Hank took in the bruise below her eye, thought about the casual way she’d referred to Ellis beating her when she’d been telling her story earlier. It wasn’t what he’d call small-time, but he held his peace, let her speak.

“It’s funny, you know. Ronnie was like my Prince Charming when I first met him. This guy I was seeing, Louie, he was beating the crap out of me in the parking lot of a diner and Ronnie just stepped in and took care of him for me. Put Louie in the hospital.” She shook her head, remembering. “They had to sew him back together, like, fifty stitches—something like that.”

She lit another cigarette, chain-smoking, stubbed out the one that was done. The ashtray was overflowing now with five butts stuffed into it.

“Ronnie treated me like I was gold, you know? I could do no wrong. He moved in with me and it was like a fairy tale.”

Hank wondered which fairy tale it was that had Prince Charming pimping his girlfriend.

“So where did it go wrong?” he asked.

She shrugged. “Who knows? He had one hell of a temper, I’ll tell you that, but he always made up after.
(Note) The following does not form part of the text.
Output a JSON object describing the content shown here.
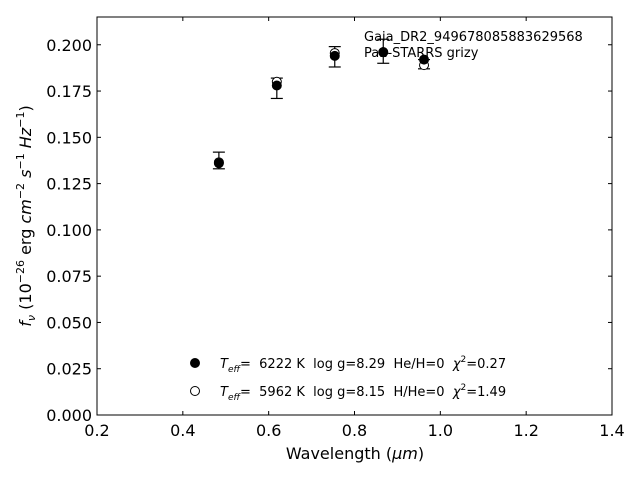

You could tell he was truly sorry. He’d bring flowers, sometimes. Maybe we’d do a few lines. Things’d be good.” She sighed. “For awhile anyway.”

Hank wanted to get back to Couteau, but he knew from experience that sometimes you learned more just letting a person talk.

“Thing is, I loved Ronnie. I think maybe I still do. So what does that make me?”

“Confused?”

“I guess. I think about the way he treated me and I’m not sorry he’s dead, you know? But then I keep expecting him to walk in the door and say, ‘Okay, babe. Everything’s been fixed.’ And then we’re walking out of here and everything
is
okay.”

She was staring at the ashtray as she spoke. Tipping the end of her cigarette against one of the butts, she watched the ash fall onto the table.

“You must think I’m such a loser,” she said, not looking up.

“I don’t judge people by who they’ve been,” Hank told her. “Only by who they are.”